2 c. milk (may be part milk and part water)
3 tbsp. sugar
1 tbsp. salt
1/4 c. butter (or Crisco)
1/4 c. warm water (105-115 degrees)
2 pkgs. active dry yeast
6 1/2 to 7 c. sifted all-purpose flour
2 tbsp. melted butter

In small saucepan, heat milk just until bubbles form around edge of pan. Remove from heat. Add sugar, salt and 1/4 cup butter, stirring until butter is melted. Let cool to lukewarm (a drop sprinkled on wrist will not feel warm.)

If possible, check temperature of warm water with thermometer. Sprinkle yeast over water in large bowl, stirring until dissolved. Stir in milk mixture.
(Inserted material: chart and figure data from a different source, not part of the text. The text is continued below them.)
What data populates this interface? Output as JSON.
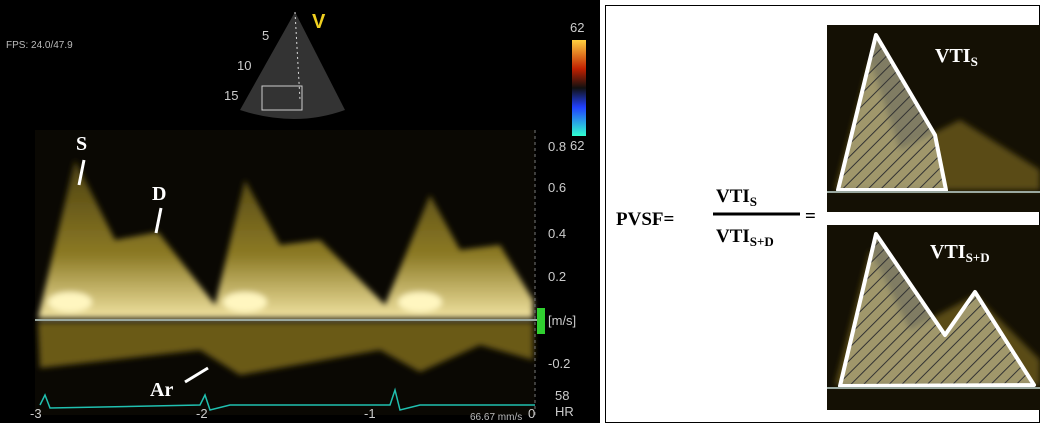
{
  "echo_panel": {
    "fps": "FPS: 24.0/47.9",
    "view_label": "V",
    "depth_labels": [
      "5",
      "10",
      "15"
    ],
    "color_scale": {
      "top": "62",
      "bottom": "62"
    },
    "velocity_scale": {
      "ticks": [
        "0.8",
        "0.6",
        "0.4",
        "0.2",
        "-0.2"
      ],
      "unit": "[m/s]"
    },
    "hr": {
      "value": "58",
      "label": "HR"
    },
    "time_ticks": [
      "-3",
      "-2",
      "-1",
      "0"
    ],
    "sweep": "66.67 mm/s",
    "wave_labels": {
      "s": "S",
      "d": "D",
      "ar": "Ar"
    }
  },
  "formula": {
    "lhs": "PVSF=",
    "numerator": {
      "text": "VTI",
      "sub": "S"
    },
    "denominator": {
      "text": "VTI",
      "sub": "S+D"
    },
    "equals": "=",
    "top_image": {
      "text": "VTI",
      "sub": "S"
    },
    "bottom_image": {
      "text": "VTI",
      "sub": "S+D"
    }
  }
}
Add half the flour; beat with wooden spoon, until smooth, about 2 minutes. Gradually add remaining flour, mixing it in with hand until dough is stiff enough to leave side of bowl.

Turn out dough onto lightly floured board. Cover with the bowl, let rest 10 minutes. Knead by folding toward you, then pushing down and away from you, with heel of hand. Give dough a quarter turn, repeat kneading, developing a rocking motion. Continue kneading and turning 10 minutes or until dough is smooth and elastic and blisters appear on surface.
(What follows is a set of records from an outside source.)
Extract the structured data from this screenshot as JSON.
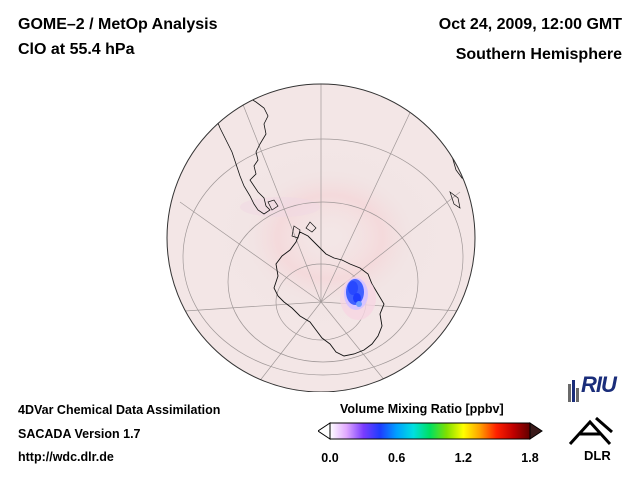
{
  "header": {
    "title_line1": "GOME–2 / MetOp Analysis",
    "title_line2": "ClO at 55.4 hPa",
    "date": "Oct 24, 2009, 12:00 GMT",
    "hemisphere": "Southern Hemisphere"
  },
  "footer": {
    "line1": "4DVar Chemical Data Assimilation",
    "line2": "SACADA Version 1.7",
    "line3": "http://wdc.dlr.de"
  },
  "colorbar": {
    "title": "Volume Mixing Ratio [ppbv]",
    "min": 0.0,
    "max": 1.8,
    "tick_labels": [
      "0.0",
      "0.6",
      "1.2",
      "1.8"
    ],
    "tick_values": [
      0.0,
      0.6,
      1.2,
      1.8
    ],
    "colors": [
      "#ffffff",
      "#e0a8ff",
      "#7a3cff",
      "#1e3cff",
      "#00a0ff",
      "#00e0e0",
      "#00e060",
      "#80e000",
      "#ffff00",
      "#ffa000",
      "#ff2000",
      "#c00000",
      "#600000"
    ],
    "under_color": "#ffffff",
    "over_color": "#3a1a1a"
  },
  "map": {
    "projection": "orthographic",
    "background_color": "#f3e6e6",
    "enhanced_region_color": "#f4dada",
    "coastline_color": "#111111",
    "graticule_color": "#a09898",
    "feature": "ClO enhancement over East Antarctica near 60°E"
  },
  "logos": {
    "riu": "RIU",
    "dlr": "DLR"
  }
}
Place on lightly greased large bowl, turn dough to bring up greased side. Cover with towel. Let rise in warm place (85 degrees). From from drafts, about 1 hour, or until doubled in bulk, when two fingers poked into dough leave indentations, rising is sufficient. Punch down dough with fist, turn out onto lightly floured pastry cloth. Divide in half. Shape each half into smooth ball. cover with towel, let rest 10 minutes. Shape each portion into loaf, and place in pan, according to the shaping directions.

Brush top of each loaf with 1 tablespoon melted butter. Cover with towel. let rise in warm place (85 degrees), free from drafts, until double in bulk, or until sides of dough reach tops of pans (about 1 hour).

Meanwhile, preheat oven to 400 degrees.

Bake loaves 40 to 50 minutes; tops should be well browned and sound hollow when rapped with knuckle. Remove from pans immediately, cool well on wire rack, away from drafts.

If lighter crust is desired, cover top of loaves with brown paper or aluminum after 25 minutes in oven.